Een gedicht is een fazant.
*
Het woord moet zijn wat het voorstelt; anders is het een symbool. Het is een kwestie van identiteit.
*
Er moet iets van de boer zitten in iedere dichter.
*
Bij alle oorspronkelijkheid is het nodig de moed te hebben een amateur te zijn.
*
De metafoor schept een nieuwe realiteit van waaruit de oorspronkelijke de indruk maakt irreëel te zijn.
*
Het oog ziet minder dan de taal zegt.
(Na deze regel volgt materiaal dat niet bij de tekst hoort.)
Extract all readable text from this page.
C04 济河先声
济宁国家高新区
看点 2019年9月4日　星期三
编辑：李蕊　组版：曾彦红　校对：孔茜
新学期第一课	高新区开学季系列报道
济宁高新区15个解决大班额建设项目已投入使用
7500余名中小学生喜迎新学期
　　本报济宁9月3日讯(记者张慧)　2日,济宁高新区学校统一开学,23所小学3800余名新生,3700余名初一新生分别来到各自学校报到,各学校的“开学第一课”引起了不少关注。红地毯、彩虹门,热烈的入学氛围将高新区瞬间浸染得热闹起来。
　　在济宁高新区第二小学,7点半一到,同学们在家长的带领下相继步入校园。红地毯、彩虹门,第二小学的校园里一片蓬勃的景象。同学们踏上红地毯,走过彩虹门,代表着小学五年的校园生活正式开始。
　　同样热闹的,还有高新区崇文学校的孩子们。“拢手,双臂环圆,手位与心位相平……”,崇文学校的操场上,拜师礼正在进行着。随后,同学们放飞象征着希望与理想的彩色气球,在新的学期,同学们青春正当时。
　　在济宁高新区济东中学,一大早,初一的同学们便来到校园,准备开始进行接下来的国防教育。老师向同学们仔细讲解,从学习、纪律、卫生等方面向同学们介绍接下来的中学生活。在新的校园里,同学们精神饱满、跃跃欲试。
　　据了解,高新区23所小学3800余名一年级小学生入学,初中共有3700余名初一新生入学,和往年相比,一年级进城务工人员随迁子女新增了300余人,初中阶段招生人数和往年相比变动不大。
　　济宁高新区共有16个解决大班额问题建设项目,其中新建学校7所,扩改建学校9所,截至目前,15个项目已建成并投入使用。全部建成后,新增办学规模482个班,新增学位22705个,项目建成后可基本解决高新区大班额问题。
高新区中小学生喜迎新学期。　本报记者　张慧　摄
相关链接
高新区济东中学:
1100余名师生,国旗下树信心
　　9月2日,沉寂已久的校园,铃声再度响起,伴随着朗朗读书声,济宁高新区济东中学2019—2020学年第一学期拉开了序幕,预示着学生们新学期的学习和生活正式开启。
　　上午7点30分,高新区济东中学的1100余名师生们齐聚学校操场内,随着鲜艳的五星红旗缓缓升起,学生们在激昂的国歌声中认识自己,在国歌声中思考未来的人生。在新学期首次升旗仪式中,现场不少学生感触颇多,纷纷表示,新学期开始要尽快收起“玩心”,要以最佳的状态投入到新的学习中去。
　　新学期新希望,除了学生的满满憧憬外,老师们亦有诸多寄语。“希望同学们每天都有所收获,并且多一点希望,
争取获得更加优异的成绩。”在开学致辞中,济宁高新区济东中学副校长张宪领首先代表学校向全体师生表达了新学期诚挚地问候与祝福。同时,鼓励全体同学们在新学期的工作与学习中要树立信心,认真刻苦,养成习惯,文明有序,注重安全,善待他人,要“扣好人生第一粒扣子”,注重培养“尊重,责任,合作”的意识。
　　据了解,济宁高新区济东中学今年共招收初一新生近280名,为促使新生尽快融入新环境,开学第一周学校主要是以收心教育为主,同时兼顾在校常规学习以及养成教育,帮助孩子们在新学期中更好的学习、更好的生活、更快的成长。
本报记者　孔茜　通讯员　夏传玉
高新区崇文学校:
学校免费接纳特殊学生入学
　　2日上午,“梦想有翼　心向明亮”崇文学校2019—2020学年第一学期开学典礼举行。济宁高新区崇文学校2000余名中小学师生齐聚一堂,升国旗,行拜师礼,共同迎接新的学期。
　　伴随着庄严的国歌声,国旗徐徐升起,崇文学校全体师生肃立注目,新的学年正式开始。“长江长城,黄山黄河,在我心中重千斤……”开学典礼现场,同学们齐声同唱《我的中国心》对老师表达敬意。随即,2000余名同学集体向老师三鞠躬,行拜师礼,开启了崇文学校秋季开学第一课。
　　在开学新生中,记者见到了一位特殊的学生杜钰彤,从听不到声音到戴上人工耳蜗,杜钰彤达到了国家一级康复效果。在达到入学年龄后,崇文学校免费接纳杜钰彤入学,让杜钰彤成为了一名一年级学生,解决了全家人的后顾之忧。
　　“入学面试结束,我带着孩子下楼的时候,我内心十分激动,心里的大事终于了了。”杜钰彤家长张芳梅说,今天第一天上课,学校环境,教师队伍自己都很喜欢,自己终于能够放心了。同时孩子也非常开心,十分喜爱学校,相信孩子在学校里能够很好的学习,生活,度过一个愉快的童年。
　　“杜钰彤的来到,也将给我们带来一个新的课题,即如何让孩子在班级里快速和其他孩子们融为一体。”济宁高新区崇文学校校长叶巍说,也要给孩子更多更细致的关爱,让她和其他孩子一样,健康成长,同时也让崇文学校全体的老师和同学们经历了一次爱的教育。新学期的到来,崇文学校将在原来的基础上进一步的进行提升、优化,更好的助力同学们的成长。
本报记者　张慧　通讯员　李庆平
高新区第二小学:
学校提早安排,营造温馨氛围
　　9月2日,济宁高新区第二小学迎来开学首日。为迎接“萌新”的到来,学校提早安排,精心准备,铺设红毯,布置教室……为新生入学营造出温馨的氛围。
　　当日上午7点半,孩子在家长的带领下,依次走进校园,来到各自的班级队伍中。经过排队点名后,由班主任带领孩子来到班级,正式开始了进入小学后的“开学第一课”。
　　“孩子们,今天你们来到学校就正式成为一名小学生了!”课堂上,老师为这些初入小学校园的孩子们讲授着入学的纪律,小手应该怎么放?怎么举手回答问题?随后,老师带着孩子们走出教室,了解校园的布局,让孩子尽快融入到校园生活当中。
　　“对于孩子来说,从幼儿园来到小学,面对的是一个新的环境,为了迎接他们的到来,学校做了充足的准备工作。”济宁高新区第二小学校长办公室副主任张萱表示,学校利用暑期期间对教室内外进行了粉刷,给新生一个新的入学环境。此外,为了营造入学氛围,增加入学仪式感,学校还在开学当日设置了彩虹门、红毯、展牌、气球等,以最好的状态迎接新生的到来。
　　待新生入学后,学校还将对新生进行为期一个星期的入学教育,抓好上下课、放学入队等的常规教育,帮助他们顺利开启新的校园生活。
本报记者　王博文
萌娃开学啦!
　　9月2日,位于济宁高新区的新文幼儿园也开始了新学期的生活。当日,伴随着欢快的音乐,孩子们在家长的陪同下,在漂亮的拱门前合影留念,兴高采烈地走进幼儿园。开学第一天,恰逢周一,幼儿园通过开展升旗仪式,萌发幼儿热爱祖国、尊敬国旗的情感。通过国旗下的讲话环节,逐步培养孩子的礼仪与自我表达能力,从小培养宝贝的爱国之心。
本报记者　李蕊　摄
De taal zegt minder dan de geest denkt.
*
De dichter moet zijn ervaring niet aanpassen aan die van de filosoof.
*
Beschrijving is een element, als lucht of water.
*
De esthetiek is de maat van een beschaving; niet de enige maat, maar een maat.
*
Poëzie moet de intelligentie bijna met succes weerstaan.
*
De woorden worden bezield door het gevoel of het inzicht, niet andersom.
*
Onwetendheid is een van de bronnen van de poëzie.
*
Poëzie is een fazant die verdwijnt in het kreupelhout.
*
Elk gedicht is een gedicht binnen een gedicht: het gedicht van de idee binnen het gedicht van de woorden.
*
Poëzie is het plezier (de vreugde) van de taal.
*
Poëzie is een gezondheid.
*
Een gedicht hoeft geen bedoeling te hebben en zoals de meeste dingen in de natuur heeft het die vaak ook niet.
*
De mens is de verbeelding of liever de verbeelding is de mens.
*
Literatuur is het abnormale dat een illusie van het normale schept.
*
Poëzie is een renovatie van de ervaring.
*
Poëzie vereist voortdurend een nieuwe verhouding.